Circulatory antioxidant and oxidative stress markers are in correlation with demographics but not cognitive functions in multiple sclerosis patients.

BACKGROUND

Multiple sclerosis (MS) is the most common non-traumatic cause of disability in younger adults. MS can be presented with a wide range of symptoms such as cognitive impairment (CI). Oxidative stress (OXS) is a major basis of the pathogenesis of MS. There is a positive correlation between OXS factors and the progression of the disease in MS patients. There are limited studies regarding the role of OXS in MS-related CI. In this study, as an exploratory analysis, we assess the role of endogenous antioxidants and OXS factors in cognitive function, the severity of disability due to MS, and demographic findings in a sample of MS patients.

METHODS

Adult (>18 years old) patients with a definite diagnosis of MS based on 2017 revised MacDonald criteria were included in this study. The neurophysiological assessment was conducted, using the validated Persian version of minimal assessment of cognitive function in multiple sclerosis (MACFIMS) battery, which is composed of seven different tests. Based on the structure of the battery, CI was defined as a failure in at least two different components of the MACFIMS battery. The patients were separated into two groups of CI and non-CI. Examined antioxidant factors included catalase Activity (CAT), Glutathione Peroxidase 1 (GPX1), Glutathione Peroxidase 2 (GPX2), Reduced Glutathione (GSH), Superoxide Dismutase (SOD), and serum total antioxidant capacity (TAC).
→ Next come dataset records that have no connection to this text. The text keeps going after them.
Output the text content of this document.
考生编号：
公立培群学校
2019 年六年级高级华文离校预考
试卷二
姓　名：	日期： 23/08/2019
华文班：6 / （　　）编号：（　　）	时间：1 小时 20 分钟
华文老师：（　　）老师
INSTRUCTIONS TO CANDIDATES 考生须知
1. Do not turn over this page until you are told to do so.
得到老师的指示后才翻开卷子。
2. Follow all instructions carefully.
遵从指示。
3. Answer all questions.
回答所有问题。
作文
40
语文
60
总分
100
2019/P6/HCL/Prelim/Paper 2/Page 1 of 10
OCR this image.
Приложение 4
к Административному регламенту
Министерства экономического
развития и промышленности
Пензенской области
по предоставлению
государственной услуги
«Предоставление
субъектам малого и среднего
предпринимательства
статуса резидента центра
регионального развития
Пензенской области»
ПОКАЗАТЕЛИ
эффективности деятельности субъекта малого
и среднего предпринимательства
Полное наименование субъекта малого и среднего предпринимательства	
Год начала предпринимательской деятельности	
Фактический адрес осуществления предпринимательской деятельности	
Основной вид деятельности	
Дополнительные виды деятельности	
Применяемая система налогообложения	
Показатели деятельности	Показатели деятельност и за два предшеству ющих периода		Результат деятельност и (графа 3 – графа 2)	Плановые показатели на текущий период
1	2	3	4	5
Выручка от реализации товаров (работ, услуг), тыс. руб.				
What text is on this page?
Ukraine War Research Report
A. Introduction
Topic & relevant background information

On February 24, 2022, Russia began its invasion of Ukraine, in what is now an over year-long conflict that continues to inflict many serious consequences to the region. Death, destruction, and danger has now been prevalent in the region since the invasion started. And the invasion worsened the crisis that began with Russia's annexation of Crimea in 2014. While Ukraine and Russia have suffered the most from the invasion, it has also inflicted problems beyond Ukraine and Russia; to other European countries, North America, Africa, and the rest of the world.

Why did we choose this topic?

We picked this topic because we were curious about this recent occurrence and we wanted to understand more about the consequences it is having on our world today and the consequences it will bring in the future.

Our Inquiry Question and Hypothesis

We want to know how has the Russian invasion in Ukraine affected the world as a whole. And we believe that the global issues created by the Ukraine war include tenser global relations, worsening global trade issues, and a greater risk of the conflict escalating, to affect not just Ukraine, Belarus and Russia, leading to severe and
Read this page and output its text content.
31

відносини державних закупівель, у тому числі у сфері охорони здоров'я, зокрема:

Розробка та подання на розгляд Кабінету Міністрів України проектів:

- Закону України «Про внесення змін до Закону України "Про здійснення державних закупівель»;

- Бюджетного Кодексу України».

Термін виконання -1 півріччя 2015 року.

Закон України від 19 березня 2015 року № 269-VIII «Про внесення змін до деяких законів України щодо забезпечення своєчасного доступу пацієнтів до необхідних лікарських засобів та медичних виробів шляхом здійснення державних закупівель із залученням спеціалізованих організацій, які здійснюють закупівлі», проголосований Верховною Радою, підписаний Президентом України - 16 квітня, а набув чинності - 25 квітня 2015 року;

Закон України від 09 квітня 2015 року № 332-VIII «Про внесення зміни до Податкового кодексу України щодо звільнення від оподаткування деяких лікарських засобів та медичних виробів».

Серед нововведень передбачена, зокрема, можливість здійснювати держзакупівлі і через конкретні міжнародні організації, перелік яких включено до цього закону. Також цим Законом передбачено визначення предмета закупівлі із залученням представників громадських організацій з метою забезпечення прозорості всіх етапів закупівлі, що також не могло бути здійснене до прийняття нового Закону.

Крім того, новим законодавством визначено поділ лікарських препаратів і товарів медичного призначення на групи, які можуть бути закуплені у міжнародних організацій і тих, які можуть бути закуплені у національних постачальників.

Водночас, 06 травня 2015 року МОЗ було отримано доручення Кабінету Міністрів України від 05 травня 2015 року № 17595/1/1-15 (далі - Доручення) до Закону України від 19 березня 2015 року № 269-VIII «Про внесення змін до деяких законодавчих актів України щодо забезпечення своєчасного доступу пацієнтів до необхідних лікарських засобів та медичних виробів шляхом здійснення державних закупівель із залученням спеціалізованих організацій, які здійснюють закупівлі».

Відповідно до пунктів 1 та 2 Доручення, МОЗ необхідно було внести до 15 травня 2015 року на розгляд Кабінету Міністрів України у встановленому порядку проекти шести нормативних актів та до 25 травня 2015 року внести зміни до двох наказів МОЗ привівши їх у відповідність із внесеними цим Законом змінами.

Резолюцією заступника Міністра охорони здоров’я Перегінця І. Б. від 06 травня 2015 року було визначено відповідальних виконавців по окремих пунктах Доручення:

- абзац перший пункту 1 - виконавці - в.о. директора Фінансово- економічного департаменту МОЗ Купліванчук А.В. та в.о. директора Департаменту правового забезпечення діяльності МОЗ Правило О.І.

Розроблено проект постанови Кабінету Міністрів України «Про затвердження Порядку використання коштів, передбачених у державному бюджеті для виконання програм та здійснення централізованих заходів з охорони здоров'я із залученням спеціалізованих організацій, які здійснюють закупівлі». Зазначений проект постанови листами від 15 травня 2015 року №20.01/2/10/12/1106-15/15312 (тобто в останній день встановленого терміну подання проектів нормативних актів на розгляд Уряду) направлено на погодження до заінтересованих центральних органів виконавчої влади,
Malondialdehyde (MDA) was also measured as an OXS marker.

RESULTS

71 patients were involved in this study. The type of MS was relapsing-remitting MS (RRMS) in 80.28% of the participants. Disease duration (P<0.01), type of MS (p<0.01), and EDSS score (p<0.01) were different between CI and non-CI groups, but there were not any significant differences in CAT (p = 0.80), GPX1 (p = 0.71), GPX2 (p = 0.41), GSH (p = 0.96), TAC (p = 0.13), SOD (p = 0.37), and MDA (p = 0.82). A significant difference between RRMS and progressive MS (PMS) patients in the levels of GPX1 (p = 0.01), GPX2 (p = 0.01), and SOD (p = 0.01) was observed. Also, we found higher circulatory levels of CAT (p = 0.02) and TAC (p<0.01) in male MS patients. We found significant correlations between aging and CAT (R = 0.28; p = 0.01), GPX1 (R = 0.36; p<0.01), GPX2 (R = 0.34; p<0.01), and SOD (R = 0.40; p<0.01). EDSS, the duration of the disease, relapse rate, and the number of impaired cognitive tasks were not correlated with any of investigated OXS or antioxidant factors (p>0.05). In terms of a detailed investigation of associations between MACFIMS battery components and levels of OXS and antioxidant factors, there were no significant relations in this regard (p>0.05). Based on the logistic regression multivariate analysis, only disease duration (p = 0.03) and GPX1 (p = 0.01) were independently associated with CI in MS patients in our sample.

CONCLUSION

The circulatory levels of GPX1, GPX2, and SOD are significantly different between RRMS and PMS patients. Neither endogenous antioxidants nor MDA, as an OXS biomarker, are associated with the cognitive function or level of physical disability in MS patients. Limitations of this study suggest a need for future studies in a larger sample of MS patients.